Ци Цзиньнянь. Расставание весной

Ци Цзиньнянь. Расставание весной

Из современной китайской литературы мне нравится читать про школу. Поскольку образовательная система в Китае единообразна, хорошая школьная проза отражает опыт десятков, если не сотен миллионов человек, и с ее помощью можно отчасти понять, как штамповали твоих китайских сверстников. С другой стороны, китайская школа не так уж отличается от некитайской, и литература позволяет погрузиться в параллельную культурную реальность, которая притягательна тем, что одновременно знакома и необычна. Ностальгическая тема в Китае популярна, как и везде. Однако личный опыт здесь больше резонирует с коллективным, и ностальгия по бедной и наивной юности сочетается с воспоминаниями о более простой жизни общества в целом: без небоскребов, торговых центров, скоростных поездов, вездесущего интернета и шаблонного среднеклассового комфорта. Спрос на эту тему обеспечивает популярность как средних, так и хороших авторов. Ци Цзиньнянь 七堇年, как мне кажется, талантливее других.

Расставание весной (春别)

В 1999 году, заскочив на ступеньку последнего вагона уходящей зимы, мы с Цинхуай остановились в старом городке, который называется «Звонкий Ручей» – Линси. Именем этим городок обязан огибающей его речке, чистые и стремительные потоки которой звенят, как серебряные колокольчики.

Никогда не думала, что у старого городка может быть столь чудное название.

Пока мы были в Линси, каждый день в полдень мы усаживались во внутреннем дворике старого театра, ожидая начала представления. Из всех рядов низеньких скамеек мы выбирали самый последний. Безмятежно загорая под изнуряющим полуденным солнцем, мы ждали, пока участники труппы закончат свои неспешные приготовления.
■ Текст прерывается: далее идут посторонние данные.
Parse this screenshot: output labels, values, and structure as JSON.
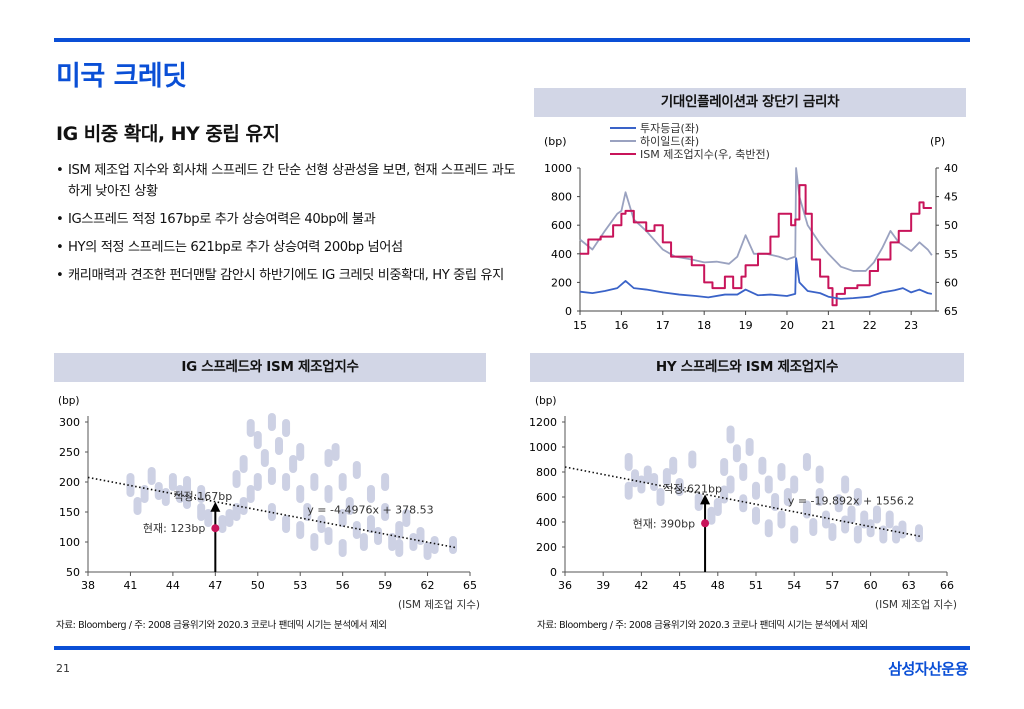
{
  "page": {
    "title": "미국 크레딧",
    "subtitle": "IG 비중 확대, HY 중립 유지",
    "bullets": [
      "ISM 제조업 지수와 회사채 스프레드 간 단순 선형 상관성을 보면, 현재 스프레드 과도하게 낮아진 상황",
      "IG스프레드 적정 167bp로 추가 상승여력은 40bp에 불과",
      "HY의 적정 스프레드는 621bp로 추가 상승여력 200bp 넘어섬",
      "캐리매력과 견조한 펀더맨탈 감안시 하반기에도 IG 크레딧 비중확대, HY 중립 유지"
    ],
    "page_number": "21",
    "brand": "삼성자산운용",
    "accent_color": "#0a4fd6"
  },
  "chart_data": [
    {
      "id": "spread-vs-ism-timeseries",
      "type": "line",
      "title": "기대인플레이션과 장단기 금리차",
      "ylabel_left": "(bp)",
      "ylabel_right": "(P)",
      "ylim_left": [
        0,
        1000
      ],
      "yticks_left": [
        "1000",
        "800",
        "600",
        "400",
        "200",
        "0"
      ],
      "ylim_right": [
        40,
        65
      ],
      "right_axis_inverted": true,
      "yticks_right": [
        "40",
        "45",
        "50",
        "55",
        "60",
        "65"
      ],
      "xlim": [
        15,
        23.6
      ],
      "xticks": [
        "15",
        "16",
        "17",
        "18",
        "19",
        "20",
        "21",
        "22",
        "23"
      ],
      "legend_position": "top-left",
      "series": [
        {
          "name": "투자등급(좌)",
          "axis": "left",
          "color": "#3a63c8",
          "x": [
            15,
            15.3,
            15.6,
            15.9,
            16.1,
            16.3,
            16.6,
            17,
            17.4,
            17.8,
            18.1,
            18.5,
            18.8,
            19,
            19.3,
            19.6,
            20,
            20.2,
            20.22,
            20.3,
            20.5,
            20.8,
            21,
            21.3,
            21.6,
            22,
            22.3,
            22.6,
            22.8,
            23,
            23.2,
            23.4,
            23.5
          ],
          "y": [
            135,
            125,
            140,
            160,
            210,
            160,
            150,
            130,
            115,
            105,
            95,
            115,
            115,
            150,
            110,
            115,
            105,
            120,
            370,
            200,
            140,
            125,
            100,
            85,
            90,
            100,
            130,
            145,
            160,
            130,
            150,
            125,
            120
          ]
        },
        {
          "name": "하이일드(좌)",
          "axis": "left",
          "color": "#9aa2c0",
          "x": [
            15,
            15.3,
            15.6,
            15.9,
            16,
            16.1,
            16.3,
            16.6,
            17,
            17.3,
            17.7,
            18,
            18.3,
            18.6,
            18.8,
            19,
            19.2,
            19.5,
            19.8,
            20,
            20.2,
            20.22,
            20.3,
            20.5,
            20.8,
            21,
            21.3,
            21.6,
            21.9,
            22.1,
            22.3,
            22.5,
            22.7,
            23,
            23.2,
            23.4,
            23.5
          ],
          "y": [
            500,
            430,
            560,
            680,
            700,
            830,
            640,
            560,
            430,
            380,
            360,
            340,
            345,
            330,
            380,
            530,
            400,
            400,
            380,
            360,
            380,
            1000,
            800,
            600,
            470,
            400,
            310,
            280,
            280,
            340,
            440,
            560,
            480,
            420,
            480,
            430,
            390
          ]
        },
        {
          "name": "ISM 제조업지수(우, 축반전)",
          "axis": "right",
          "color": "#c8145a",
          "x": [
            15,
            15.2,
            15.5,
            15.8,
            16,
            16.1,
            16.3,
            16.6,
            16.8,
            17,
            17.2,
            17.4,
            17.7,
            18,
            18.2,
            18.5,
            18.7,
            18.9,
            19,
            19.3,
            19.6,
            19.8,
            20,
            20.1,
            20.2,
            20.3,
            20.45,
            20.6,
            20.8,
            21,
            21.1,
            21.2,
            21.4,
            21.7,
            22,
            22.2,
            22.5,
            22.7,
            23,
            23.2,
            23.3,
            23.5
          ],
          "y": [
            55,
            52.5,
            52,
            50,
            48,
            47.5,
            49.5,
            51,
            50,
            53,
            55.5,
            55.5,
            57,
            60,
            61,
            59,
            61,
            59,
            57,
            55,
            52,
            48,
            48,
            50,
            49,
            43,
            48,
            56,
            59,
            61,
            64,
            62,
            61,
            60.5,
            58,
            56,
            53,
            51,
            48,
            46,
            47,
            47
          ]
        }
      ]
    },
    {
      "id": "ig-scatter",
      "type": "scatter",
      "title": "IG 스프레드와 ISM 제조업지수",
      "ylabel": "(bp)",
      "xlabel": "(ISM 제조업 지수)",
      "xlim": [
        38,
        65
      ],
      "xticks": [
        "38",
        "41",
        "44",
        "47",
        "50",
        "53",
        "56",
        "59",
        "62",
        "65"
      ],
      "ylim": [
        50,
        300
      ],
      "yticks": [
        "300",
        "250",
        "200",
        "150",
        "100",
        "50"
      ],
      "trendline": {
        "slope": -4.4976,
        "intercept": 378.53,
        "x_range": [
          38,
          64
        ],
        "label": "y = -4.4976x + 378.53"
      },
      "fair_value": {
        "x": 47,
        "y": 167,
        "label": "적정:167bp"
      },
      "current": {
        "x": 47,
        "y": 123,
        "label": "현재: 123bp",
        "color": "#c8145a"
      },
      "point_color": "#cdd1e4",
      "points": [
        [
          41,
          200
        ],
        [
          41,
          190
        ],
        [
          41.5,
          160
        ],
        [
          42,
          180
        ],
        [
          42.5,
          210
        ],
        [
          43,
          185
        ],
        [
          43.5,
          175
        ],
        [
          44,
          200
        ],
        [
          44.5,
          180
        ],
        [
          45,
          170
        ],
        [
          45,
          195
        ],
        [
          46,
          150
        ],
        [
          46,
          180
        ],
        [
          46.5,
          140
        ],
        [
          47.5,
          130
        ],
        [
          48,
          140
        ],
        [
          48.5,
          150
        ],
        [
          48.5,
          205
        ],
        [
          49,
          160
        ],
        [
          49,
          230
        ],
        [
          49.5,
          180
        ],
        [
          49.5,
          290
        ],
        [
          50,
          270
        ],
        [
          50,
          200
        ],
        [
          50.5,
          240
        ],
        [
          51,
          300
        ],
        [
          51,
          210
        ],
        [
          51,
          150
        ],
        [
          51.5,
          260
        ],
        [
          52,
          290
        ],
        [
          52,
          200
        ],
        [
          52,
          130
        ],
        [
          52.5,
          230
        ],
        [
          53,
          180
        ],
        [
          53,
          120
        ],
        [
          53,
          250
        ],
        [
          53.5,
          150
        ],
        [
          54,
          100
        ],
        [
          54,
          200
        ],
        [
          54.5,
          130
        ],
        [
          55,
          240
        ],
        [
          55,
          180
        ],
        [
          55,
          110
        ],
        [
          55.5,
          250
        ],
        [
          56,
          200
        ],
        [
          56,
          140
        ],
        [
          56,
          90
        ],
        [
          56.5,
          160
        ],
        [
          57,
          120
        ],
        [
          57,
          220
        ],
        [
          57.5,
          100
        ],
        [
          58,
          180
        ],
        [
          58,
          130
        ],
        [
          58.5,
          110
        ],
        [
          59,
          200
        ],
        [
          59,
          150
        ],
        [
          59.5,
          100
        ],
        [
          60,
          120
        ],
        [
          60,
          90
        ],
        [
          60.5,
          140
        ],
        [
          61,
          100
        ],
        [
          61.5,
          110
        ],
        [
          62,
          85
        ],
        [
          62.5,
          95
        ],
        [
          63.8,
          95
        ]
      ]
    },
    {
      "id": "hy-scatter",
      "type": "scatter",
      "title": "HY 스프레드와 ISM 제조업지수",
      "ylabel": "(bp)",
      "xlabel": "(ISM 제조업 지수)",
      "xlim": [
        36,
        66
      ],
      "xticks": [
        "36",
        "39",
        "42",
        "45",
        "48",
        "51",
        "54",
        "57",
        "60",
        "63",
        "66"
      ],
      "ylim": [
        0,
        1200
      ],
      "yticks": [
        "1200",
        "1000",
        "800",
        "600",
        "400",
        "200",
        "0"
      ],
      "trendline": {
        "slope": -19.892,
        "intercept": 1556.2,
        "x_range": [
          36,
          64
        ],
        "label": "y = -19.892x + 1556.2"
      },
      "fair_value": {
        "x": 47,
        "y": 621,
        "label": "적정:621bp"
      },
      "current": {
        "x": 47,
        "y": 390,
        "label": "현재: 390bp",
        "color": "#c8145a"
      },
      "point_color": "#cdd1e4",
      "points": [
        [
          41,
          880
        ],
        [
          41,
          650
        ],
        [
          41.5,
          750
        ],
        [
          42,
          700
        ],
        [
          42.5,
          780
        ],
        [
          43,
          720
        ],
        [
          43.5,
          600
        ],
        [
          44,
          760
        ],
        [
          44.5,
          850
        ],
        [
          45,
          680
        ],
        [
          46,
          900
        ],
        [
          46.5,
          560
        ],
        [
          47.5,
          450
        ],
        [
          48,
          520
        ],
        [
          48.5,
          620
        ],
        [
          48.5,
          840
        ],
        [
          49,
          700
        ],
        [
          49,
          1100
        ],
        [
          49.5,
          950
        ],
        [
          50,
          800
        ],
        [
          50,
          550
        ],
        [
          50.5,
          1000
        ],
        [
          51,
          650
        ],
        [
          51,
          450
        ],
        [
          51.5,
          850
        ],
        [
          52,
          700
        ],
        [
          52,
          350
        ],
        [
          52.5,
          560
        ],
        [
          53,
          800
        ],
        [
          53,
          420
        ],
        [
          53.5,
          600
        ],
        [
          54,
          300
        ],
        [
          54,
          700
        ],
        [
          55,
          880
        ],
        [
          55,
          500
        ],
        [
          55.5,
          360
        ],
        [
          56,
          600
        ],
        [
          56,
          780
        ],
        [
          56.5,
          420
        ],
        [
          57,
          320
        ],
        [
          57.5,
          550
        ],
        [
          58,
          700
        ],
        [
          58,
          380
        ],
        [
          58.5,
          460
        ],
        [
          59,
          600
        ],
        [
          59,
          300
        ],
        [
          59.5,
          420
        ],
        [
          60,
          350
        ],
        [
          60.5,
          460
        ],
        [
          61,
          300
        ],
        [
          61.5,
          420
        ],
        [
          62,
          300
        ],
        [
          62.5,
          340
        ],
        [
          63.8,
          310
        ]
      ]
    }
  ],
  "sources": {
    "left": "자료: Bloomberg / 주: 2008 금융위기와 2020.3 코로나 팬데믹 시기는 분석에서 제외",
    "right": "자료: Bloomberg / 주: 2008 금융위기와 2020.3 코로나 팬데믹 시기는 분석에서 제외"
  }
}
Трудно было сказать определенно, когда они выйдут на публику, но как только на низеньких скамейках обнаруживалось десяток с лишним стариков и детей, они тут же принимались за свои партии.
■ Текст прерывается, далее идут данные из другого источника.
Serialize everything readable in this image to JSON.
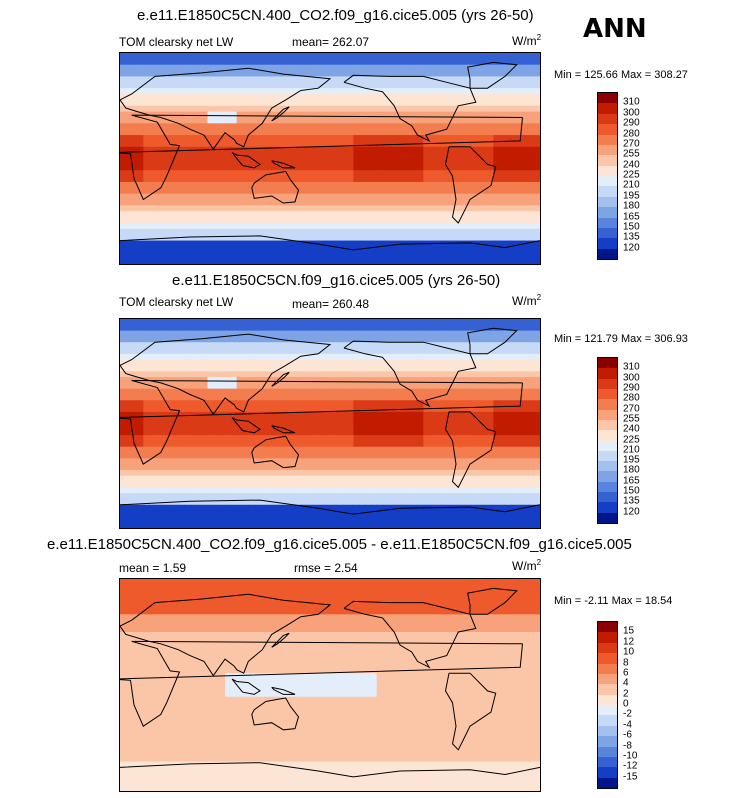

Мы наблюдали издалека, как одетая в разноцветные костюмы труппа спускалась c верхнего этажа деревянного театра по узенькому лестничному проходу, собираясь на задней площадке за сценой. Через несколько мгновений раздавались звуки гонгов и тарелок, и тут же участники труппы ритмично выходили на сцену, начиная петь лепечущими и пискливыми голосами.

Признаться, я никогда не могла разобрать, что они поют. Несколько раз я пыталась расспросить Цинхуай, о чем речь, но каждый раз оказывалось, что она, облокотившись на коричнево-красный столб, уже давно была погружена в усталый полусон, и мне становилось жалко ее тревожить.

Она напоминала мне ленивую старую кошку, которая, подобно вялым старикам старого городка, дремала, мало обращая внимания на представление. Радостный смех детей устремлялся в запредельную даль. От химонантового дерева исходил аромат, который стягивался кольцами во дворике театра, подобно подрезанным в замысловатые “драконьи клешни” ветвям самого дерева.

Мы провели в Линси пятнадцать дней, остановившись в маленькой гостинице, где было только три комнаты для приезжих. Каждый день занимались только тем, что любовались нависающей над городком горой с террасы в гостинице, в полдень ходили в театр, после полудня блуждали вдоль ручья, а затем вечером в сопровождении непостоянного зимнего солнца вновь и вновь прохаживались по расположенным крест-накрест двум маленьким улицам городка.

Под лаской теплых солнечных лучей жизнь становилась уже совсем послушной.

Дело было в 1999 году. Мы учились в одной школе. На первом году старших классов, прямо перед началом зимних каникул, сидевшая со мной за одной партой Цинхуай сказала: “Поехали в Линси”. И я поехала вместе с ней. Мне всегда казалось, что есть люди, которым всегда следует доверять и за которыми стоит следовать. Впоследствии оказалось, что она действительно необычайный попутчик. Все дороги, которые я прошла следом за ней, были замечательны.

Разумеется, в школе она казалась намного обыкновеннее. Сидя рядом со мной на уроках, она частенько, держа учебник в руках, вдруг пряталась в него и начинала хихикать, или, поставив учебник ребром, пряталась за него, вынимала пенал и начинала методически затачивать карандаши. Я прекрасно понимала, что все, о чем говорилось на занятии, пролетало мимо ее ушей. Она оставалась ребенком, и ее жизнь протекала между путешествиями и мечтами. Поначалу я пыталась напоминать ей, чтобы она слушала внимательнее, но потом поняла, что это пустая трата времени, и бросила заниматься глупостями.

В нашей школе-интернате я была одним из немногих иногородних учеников. На выходных, когда всех одноклассников под радостный гвалт разбирали родители, я дожидалась, пока в классе не оставалось ни души, и лишь тогда собирала портфель и в одиночку выходила к воротам, перебирая компакт-диски у торговца, который выставлял их прямо на багажнике велосипеда. Иногда забирала весь багажник, а иногда не покупала ничего. И каждый раз небо незаметно блекло. С портфелем на плечах, в котором были уложены тетради, сборники упражнений и несущие людям радость компакт-диски, я медленно пересекала опустевшую спортплощадку и тускло освещенный коридор учебного корпуса, прислушиваясь к ясному звуку собственных шагов, которые отбивали одинокий звон юности, и наконец, довольная, возвращалась в общежитие, где, заварив в замолкшем до замирания сердца общежитии миску лапши быстрого приготовления, включала настольную лампу посильнее, и, одев наушники, ужинала, просматривая одолженный у знакомых журнал о кино. Немного отдохнув таким образом, я убирала посуду, компакт-диски и журнал и вытаскивала из тяжеленного портфеля тетради, принимаясь за упражнения посреди совершенно уже поблекнувшей ночи.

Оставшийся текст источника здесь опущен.